Given the obsessive coverage of two American aid workers being treated for Ebola in Atlanta, you'd think we're days away from a stateside outbreak. PSA: We're not. To date, not a single person has ever contracted Ebola in the United States. The likelihood that two isolated patients will spread the disease is nearly zilch. If you're hell-bent on worrying about getting a disease, though, fear not—there are plenty to go around. I asked infectious disease experts on which pathogens they found most frightening. Here's what they said:
- Influenza: Most of the experts I talked to put this at the top of their lists. William Schaffner, an infectious disease specialist at Vanderbilt University School of Medicine and a former president of the National Infectious Disease Foundation, notes that the flu kills 36,000 people every year and sends about 200,000 to the hospital. "That is a very serious matter—and one where we can offer ourselves and those around us protection by getting vaccinated," he says. Although many people think that the flu is only dangerous for the very old, the very sick, and the very young, that's not always true: Last season's flu strain was especially bad for young adults. In a typical year, only a third of Americans get flu vaccines.
- HPV: A staggering 79 million Americans—more people than live in California, Texas, and Illinois combined—are currently infected with human papillomavirus, which can cause cancers of the cervix, vulva, anus, head, and neck. Like measles, HPV can be prevented with a vaccine. Although the immunization—a series of three shots—is recommended by the Advisory Committee on Immunization Practices for preteens and teens, it's underutilized: In 2013, just 38 percent of teen girls and 14 percent of boys had received all three shots. The CDC estimates that wider use of the vaccine could prevent 21,000 HPV-related cancers every year. "For Pete's sake," says Schaffner. "It's an anti-cancer vaccine."
- Measles: The CDC reports that measles cases in the United States have skyrocketed in 2014:
Measles can cause serious illness in children; infections can lead to pneumonia and, more rarely, encephalitis. According to the CDC, about one in every thousand children who contract measles will die. Unlike Ebola, measles can be easily prevented with a vaccine. This year's spike in cases has been largely due to unvaccinated people. The CDC notes: "90 percent of all measles cases in the United States were in people who were not vaccinated or whose vaccination status was unknown. Among the U.S. residents who were not vaccinated, 85 percent were religious, philosophical or personal reasons." To see how many anti-vaxxers live near you, check out our map.

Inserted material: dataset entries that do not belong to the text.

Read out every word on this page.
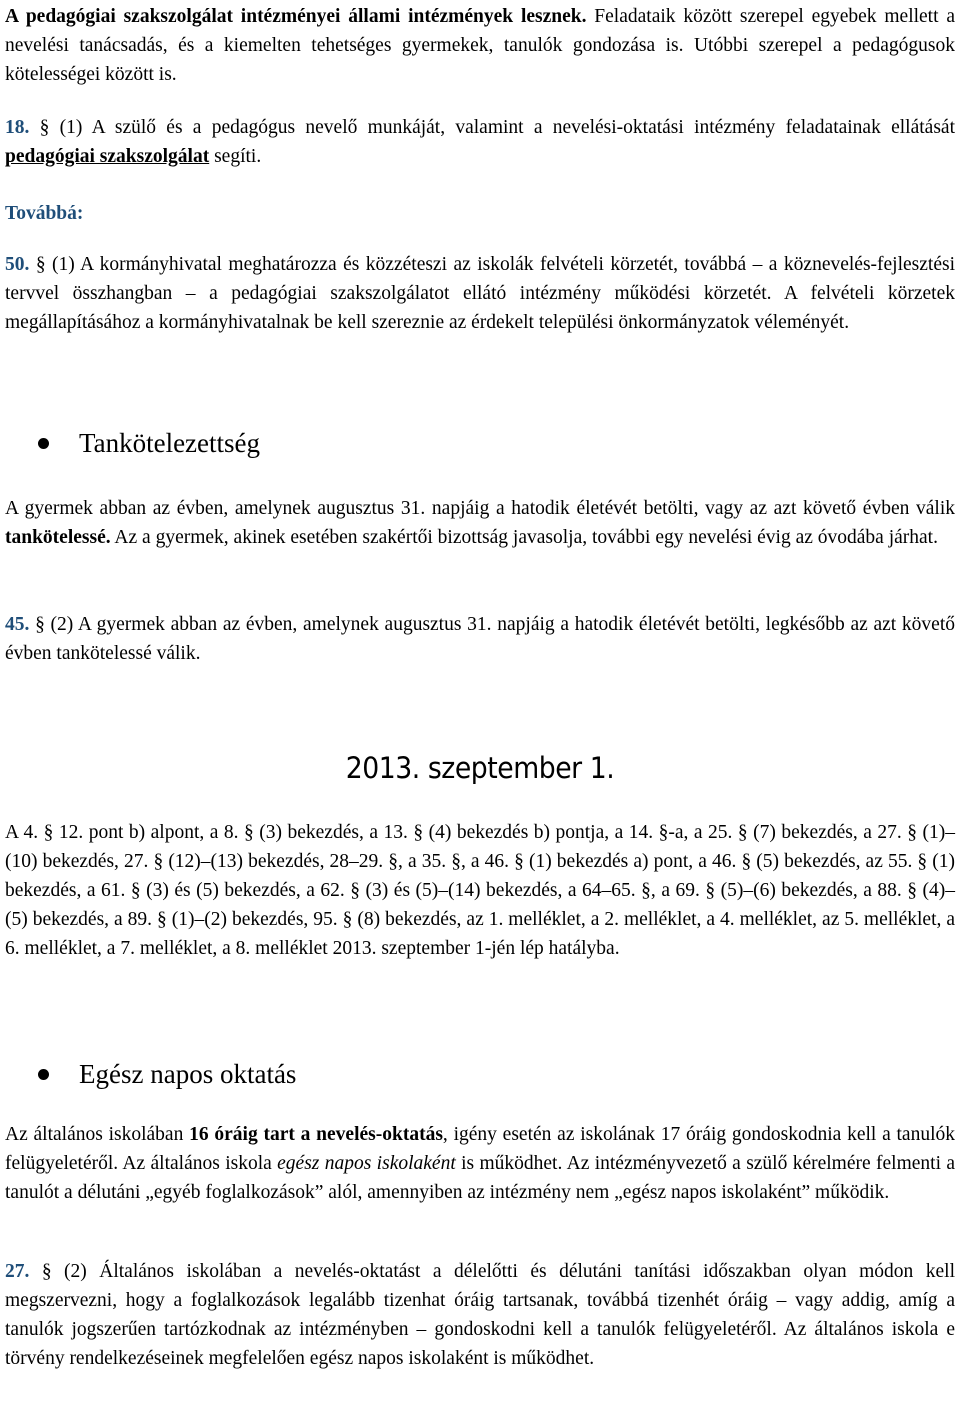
A pedagógiai szakszolgálat intézményei állami intézmények lesznek. Feladataik között szerepel egyebek mellett a nevelési tanácsadás, és a kiemelten tehetséges gyermekek, tanulók gondozása is. Utóbbi szerepel a pedagógusok kötelességei között is.

18. § (1) A szülő és a pedagógus nevelő munkáját, valamint a nevelési-oktatási intézmény feladatainak ellátását pedagógiai szakszolgálat segíti.

Továbbá:

50. § (1) A kormányhivatal meghatározza és közzéteszi az iskolák felvételi körzetét, továbbá – a köznevelés-fejlesztési tervvel összhangban – a pedagógiai szakszolgálatot ellátó intézmény működési körzetét. A felvételi körzetek megállapításához a kormányhivatalnak be kell szereznie az érdekelt települési önkormányzatok véleményét.

Tankötelezettség

A gyermek abban az évben, amelynek augusztus 31. napjáig a hatodik életévét betölti, vagy az azt követő évben válik tankötelessé. Az a gyermek, akinek esetében szakértői bizottság javasolja, további egy nevelési évig az óvodába járhat.

45. § (2) A gyermek abban az évben, amelynek augusztus 31. napjáig a hatodik életévét betölti, legkésőbb az azt követő évben tankötelessé válik.

2013. szeptember 1.

A 4. § 12. pont b) alpont, a 8. § (3) bekezdés, a 13. § (4) bekezdés b) pontja, a 14. §-a, a 25. § (7) bekezdés, a 27. § (1)–(10) bekezdés, 27. § (12)–(13) bekezdés, 28–29. §, a 35. §, a 46. § (1) bekezdés a) pont, a 46. § (5) bekezdés, az 55. § (1) bekezdés, a 61. § (3) és (5) bekezdés, a 62. § (3) és (5)–(14) bekezdés, a 64–65. §, a 69. § (5)–(6) bekezdés, a 88. § (4)–(5) bekezdés, a 89. § (1)–(2) bekezdés, 95. § (8) bekezdés, az 1. melléklet, a 2. melléklet, a 4. melléklet, az 5. melléklet, a 6. melléklet, a 7. melléklet, a 8. melléklet 2013. szeptember 1-jén lép hatályba.

Egész napos oktatás

Az általános iskolában 16 óráig tart a nevelés-oktatás, igény esetén az iskolának 17 óráig gondoskodnia kell a tanulók felügyeletéről. Az általános iskola egész napos iskolaként is működhet. Az intézményvezető a szülő kérelmére felmenti a tanulót a délutáni „egyéb foglalkozások” alól, amennyiben az intézmény nem „egész napos iskolaként” működik.

27. § (2) Általános iskolában a nevelés-oktatást a délelőtti és délutáni tanítási időszakban olyan módon kell megszervezni, hogy a foglalkozások legalább tizenhat óráig tartsanak, továbbá tizenhét óráig – vagy addig, amíg a tanulók jogszerűen tartózkodnak az intézményben – gondoskodni kell a tanulók felügyeletéről. Az általános iskola e törvény rendelkezéseinek megfelelően egész napos iskolaként is működhet.
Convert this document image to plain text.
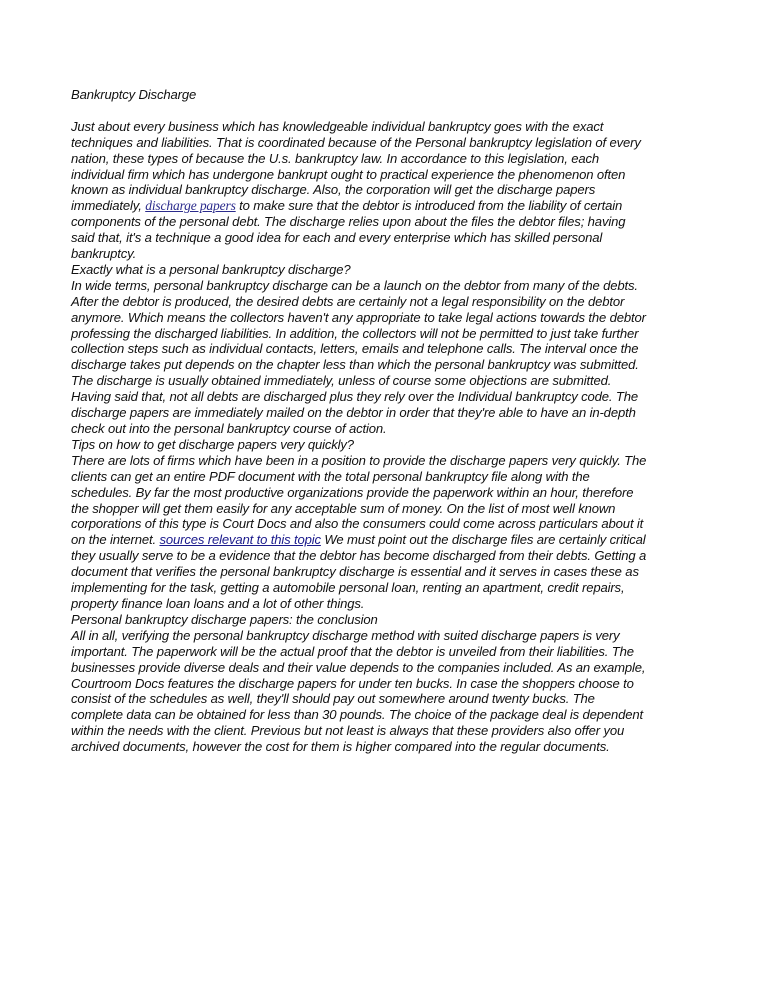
Bankruptcy Discharge

Just about every business which has knowledgeable individual bankruptcy goes with the exact
techniques and liabilities. That is coordinated because of the Personal bankruptcy legislation of every
nation, these types of because the U.s. bankruptcy law. In accordance to this legislation, each
individual firm which has undergone bankrupt ought to practical experience the phenomenon often
known as individual bankruptcy discharge. Also, the corporation will get the discharge papers
immediately, discharge papers to make sure that the debtor is introduced from the liability of certain
components of the personal debt. The discharge relies upon about the files the debtor files; having
said that, it's a technique a good idea for each and every enterprise which has skilled personal
bankruptcy.

Exactly what is a personal bankruptcy discharge?

In wide terms, personal bankruptcy discharge can be a launch on the debtor from many of the debts.
After the debtor is produced, the desired debts are certainly not a legal responsibility on the debtor
anymore. Which means the collectors haven't any appropriate to take legal actions towards the debtor
professing the discharged liabilities. In addition, the collectors will not be permitted to just take further
collection steps such as individual contacts, letters, emails and telephone calls. The interval once the
discharge takes put depends on the chapter less than which the personal bankruptcy was submitted.
The discharge is usually obtained immediately, unless of course some objections are submitted.
Having said that, not all debts are discharged plus they rely over the Individual bankruptcy code. The
discharge papers are immediately mailed on the debtor in order that they're able to have an in-depth
check out into the personal bankruptcy course of action.

Tips on how to get discharge papers very quickly?

There are lots of firms which have been in a position to provide the discharge papers very quickly. The
clients can get an entire PDF document with the total personal bankruptcy file along with the
schedules. By far the most productive organizations provide the paperwork within an hour, therefore
the shopper will get them easily for any acceptable sum of money. On the list of most well known
corporations of this type is Court Docs and also the consumers could come across particulars about it
on the internet. sources relevant to this topic We must point out the discharge files are certainly critical
they usually serve to be a evidence that the debtor has become discharged from their debts. Getting a
document that verifies the personal bankruptcy discharge is essential and it serves in cases these as
implementing for the task, getting a automobile personal loan, renting an apartment, credit repairs,
property finance loan loans and a lot of other things.

Personal bankruptcy discharge papers: the conclusion

All in all, verifying the personal bankruptcy discharge method with suited discharge papers is very
important. The paperwork will be the actual proof that the debtor is unveiled from their liabilities. The
businesses provide diverse deals and their value depends to the companies included. As an example,
Courtroom Docs features the discharge papers for under ten bucks. In case the shoppers choose to
consist of the schedules as well, they'll should pay out somewhere around twenty bucks. The
complete data can be obtained for less than 30 pounds. The choice of the package deal is dependent
within the needs with the client. Previous but not least is always that these providers also offer you
archived documents, however the cost for them is higher compared into the regular documents.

- Antibiotic-resistant infections: Recently, some pathogens have evolved to withstand the drugs that used to kill them. The World Health Organization sees this threat as dire. "A post-antibiotic era, in which common infections and minor injuries can kill, far from being an apocalyptic fantasy, is instead a very real possibility for the 21st century," the organization notes. Urinary tract infections caused by drug-resistant E. coli are increasingly common, as are infections caused by methicillin-resistant Staphylococcus aureus (MRSA)—rates of which doubled at academic hospitals between 2003 and 2008. The WHO notes that gonorrhea, which used to respond well to common antibiotics, "may soon become untreatable as no vaccines or new drugs are in development." According to Stuart B. Levy, a researcher and physician at Tufts University's Center for Adaptation Genetics and Drug Resistance, it's a myth that only hospital patients get these scary bugs. "These diseases—you could pick them up anywhere," he says. "The threat is very real."
- Foodborne illness: Pathogens in our food such as E. coli, salmonella, listeria, campylobacter, and norovirus annually sicken one in six Americans, send 128,000 to the hospital, and kill 3,000. Unfortunately, there are no vaccines to stop these bugs, so the best way to prevent their spread is by carefully monitoring the food supply. Unfortunately, cuts to both federal and state budgets have meant that food inspectors are stretched thin. This year, the Obama administration cut 262 positions from the US Department of Agriculture's Food Safety Inspection Service. As my colleague Tom Philpott reported, the USDA has proposed new rules that would allow poultry plants to speed up production while decreasing the number of inspectors. And it's not just federal food inspection that's suffering: A report (PDF) last year by the National Environmental Health Association found decreasing salaries, high rates of turnover, and frequent staff furloughs at state and local agencies that inspect food. A sobering 60 percent of local agencies reported that they didn't have enough resources to investigate outbreaks.